This is Exercise 3 in Section 6.3 of Probability and Statistics, 4th edition, by DeGroot and Schervish:
Suppose that the distribution of the number of defects on any given bolt of cloth is the Poisson distribution with mean 5, and the number of defects on each bolt is counted for a random sample of 125 bolts. Determine the probability that the average number of defects per bolt in the sample will be less than 5.5.

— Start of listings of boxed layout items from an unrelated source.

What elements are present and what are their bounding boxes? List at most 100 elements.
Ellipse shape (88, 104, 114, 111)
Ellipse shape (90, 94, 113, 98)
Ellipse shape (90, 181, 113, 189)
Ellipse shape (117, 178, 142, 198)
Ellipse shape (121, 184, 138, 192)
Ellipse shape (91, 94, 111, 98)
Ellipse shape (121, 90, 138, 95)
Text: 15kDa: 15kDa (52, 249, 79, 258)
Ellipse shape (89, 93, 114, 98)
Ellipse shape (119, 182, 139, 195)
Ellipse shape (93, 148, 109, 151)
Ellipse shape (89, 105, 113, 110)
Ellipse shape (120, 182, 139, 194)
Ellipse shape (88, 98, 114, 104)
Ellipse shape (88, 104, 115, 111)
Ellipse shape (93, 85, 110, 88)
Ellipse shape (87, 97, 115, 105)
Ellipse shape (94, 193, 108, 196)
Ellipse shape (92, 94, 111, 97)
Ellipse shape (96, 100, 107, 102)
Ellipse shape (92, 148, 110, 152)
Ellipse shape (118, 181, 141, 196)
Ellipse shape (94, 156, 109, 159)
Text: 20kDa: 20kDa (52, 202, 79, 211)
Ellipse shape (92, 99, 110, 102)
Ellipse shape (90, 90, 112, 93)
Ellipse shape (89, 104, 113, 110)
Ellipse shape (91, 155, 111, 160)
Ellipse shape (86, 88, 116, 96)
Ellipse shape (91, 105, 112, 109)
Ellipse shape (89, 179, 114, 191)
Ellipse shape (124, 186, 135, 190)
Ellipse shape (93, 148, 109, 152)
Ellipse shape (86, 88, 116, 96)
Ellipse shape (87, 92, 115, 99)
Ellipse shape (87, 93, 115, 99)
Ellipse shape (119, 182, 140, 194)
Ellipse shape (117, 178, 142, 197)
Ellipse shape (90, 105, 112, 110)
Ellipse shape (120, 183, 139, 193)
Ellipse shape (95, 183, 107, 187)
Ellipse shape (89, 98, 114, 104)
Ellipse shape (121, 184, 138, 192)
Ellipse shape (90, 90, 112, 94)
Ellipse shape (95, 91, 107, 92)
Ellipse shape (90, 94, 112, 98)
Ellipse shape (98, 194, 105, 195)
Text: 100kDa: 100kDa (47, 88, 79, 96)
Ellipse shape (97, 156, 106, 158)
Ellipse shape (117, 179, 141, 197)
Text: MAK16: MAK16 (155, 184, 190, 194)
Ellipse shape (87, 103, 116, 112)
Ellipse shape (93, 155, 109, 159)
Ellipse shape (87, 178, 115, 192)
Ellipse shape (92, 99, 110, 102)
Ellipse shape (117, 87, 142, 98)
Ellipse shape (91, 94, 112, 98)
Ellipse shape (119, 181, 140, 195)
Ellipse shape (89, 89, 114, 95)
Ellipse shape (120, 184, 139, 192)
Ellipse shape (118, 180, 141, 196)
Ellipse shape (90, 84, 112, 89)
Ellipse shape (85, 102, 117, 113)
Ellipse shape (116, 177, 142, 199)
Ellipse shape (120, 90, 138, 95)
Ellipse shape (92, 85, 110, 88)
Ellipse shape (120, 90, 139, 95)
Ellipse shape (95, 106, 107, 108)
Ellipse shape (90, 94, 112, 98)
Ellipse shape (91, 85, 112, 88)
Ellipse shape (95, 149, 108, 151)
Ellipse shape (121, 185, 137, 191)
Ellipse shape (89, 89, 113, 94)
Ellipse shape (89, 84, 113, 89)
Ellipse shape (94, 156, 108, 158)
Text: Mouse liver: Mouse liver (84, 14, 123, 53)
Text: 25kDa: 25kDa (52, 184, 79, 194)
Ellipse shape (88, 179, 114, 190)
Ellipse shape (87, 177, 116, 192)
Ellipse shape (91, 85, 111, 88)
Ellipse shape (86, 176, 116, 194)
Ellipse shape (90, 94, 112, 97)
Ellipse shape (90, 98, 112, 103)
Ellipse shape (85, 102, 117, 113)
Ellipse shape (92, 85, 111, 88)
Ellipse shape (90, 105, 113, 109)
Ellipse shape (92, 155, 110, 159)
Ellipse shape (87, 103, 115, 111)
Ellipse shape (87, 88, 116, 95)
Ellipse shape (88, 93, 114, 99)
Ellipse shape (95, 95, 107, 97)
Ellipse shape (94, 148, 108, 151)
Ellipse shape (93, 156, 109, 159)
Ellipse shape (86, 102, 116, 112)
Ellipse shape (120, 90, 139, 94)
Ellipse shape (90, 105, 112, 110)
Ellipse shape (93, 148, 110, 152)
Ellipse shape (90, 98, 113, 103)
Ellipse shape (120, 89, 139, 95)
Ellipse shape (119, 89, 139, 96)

Let $X$ be the total number of defects; we want $P(X / 125 < 5.5) = P(X < 687.5) = P(X \le 687)$. By the Central Limit Theorem, $X$ is approximately normally distributed with mean $125 * 5 = 625$ and standard deviation $\sqrt{125 * 5} = 25$. Using the continuity correction, we should estimate $P(X \le 687)$ as $\Phi\left(\frac{687.5 - 625}{25}\right)$, where $\Phi$ is the CDF of the standard normal distribution.

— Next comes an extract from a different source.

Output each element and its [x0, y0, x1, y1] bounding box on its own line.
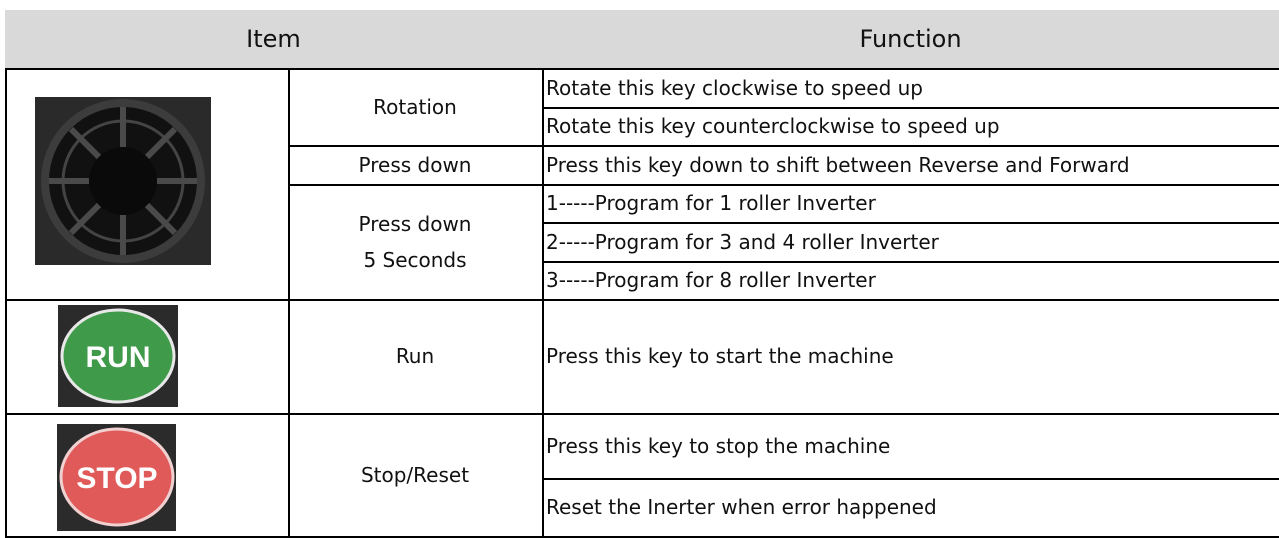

Below, the first probability is the true probability; the second is the estimate computed with the continuity correction; the third is the estimate computed without it:
ppois(q = 687, lambda = 625) = 0.9931787
pnorm(q = 687.5, mean = 625, sd = 25) = 0.9937903
pnorm(q = 687, mean = 625, sd = 25) = 0.9934309
The estimate computed with the continuity correction is worse than the estimate computed without it. Did I make a mistake? If I didn't, why does using the continuity correction produce a less accurate estimate?